Still early in 2024, data from the Centers for Disease Control and Prevention (CDC) already shows that there are more cases of the measles in the United States than there were in the nation throughout all of 2023.

Numbers released by the government health agency reveal that, as of March 21, there had been 64 cases of measles reported across the country. There were only 58 total reported cases all last year.

Arizona, California, Florida, Georgia, Illinois, Indiana, Louisiana, Maryland, Michigan, Minnesota, Missouri, New Jersey, New York City, Ohio, Pennsylvania, Virginia and Washington state each have reported cases in their jurisdictions, according to the CDC.

The highly contagious viral disease was declared eradicated from the United States in 2000, with few annual reports in the following decades. However, 2024 appears to be headed down a different road, spiking the case rate significantly. The CDC report also detailed that there were 121 measles cases in 2022, 49 in 2021, 13 in 2020 and 1,274 in 2019.

In an effort to slow the outbreak, the CDC has issued an advisory to get vaccinated against the disease, even instructing doctors to give the shots to babies as young as six months old if their families are planning to travel to a country impacted by the virus in the coming months.

The agency also reported that most of the cases involve young children who have not received the vaccine and that 93%, or 54 cases, are connected to international travel.

Out of the 58 cases so far, 33 have been reported from the state of Illinois. Specifically, a number of these infections have been connected to a migrant shelter in Chicago. This sparked an announcement from the city’s Department of Health, which encouraged everyone at the shelter to “receive a second measles vaccine dose 28 days after the first dose,” if they have not been vaccinated already.

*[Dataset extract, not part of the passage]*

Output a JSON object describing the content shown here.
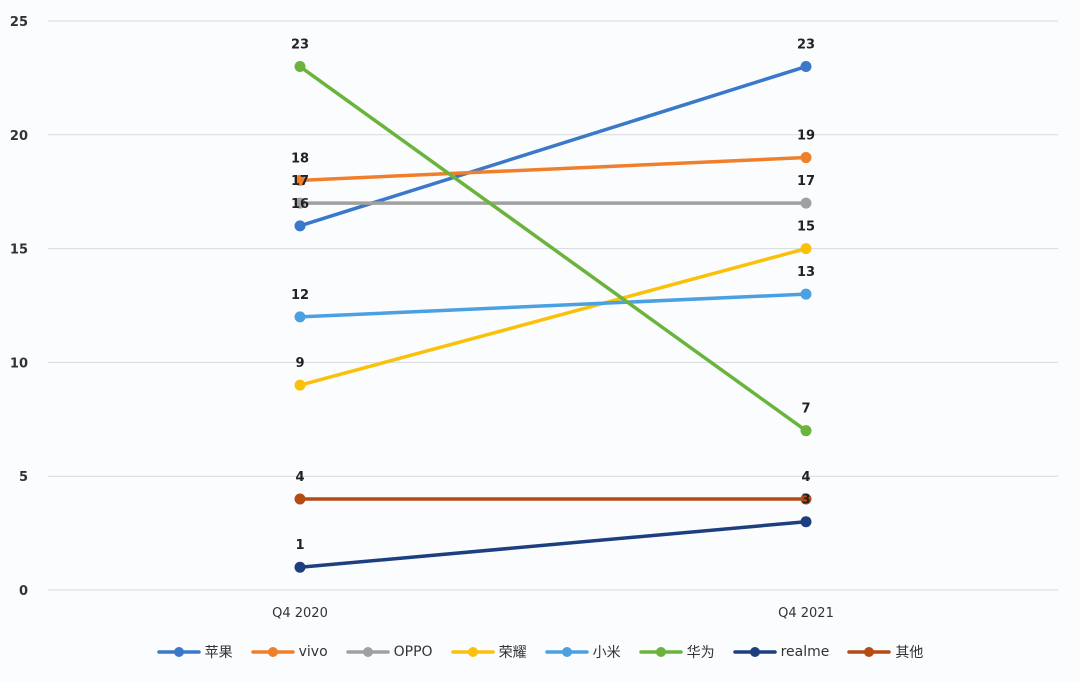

The spike in the highly contagious disease impacting young children has stirred up additional tension surrounding the ongoing disagreement about border security and immigration.

Some are criticizing the lack of transparency from Chicago officials, who are suspected of keeping the alarming outbreak quiet due to its ties to illegal immigrants, who have overrun the city in the past several months, draining its resources.

Confirmed measles cases in the Windy City were first reported on March 4 and have been steadily reported in the weeks that followed.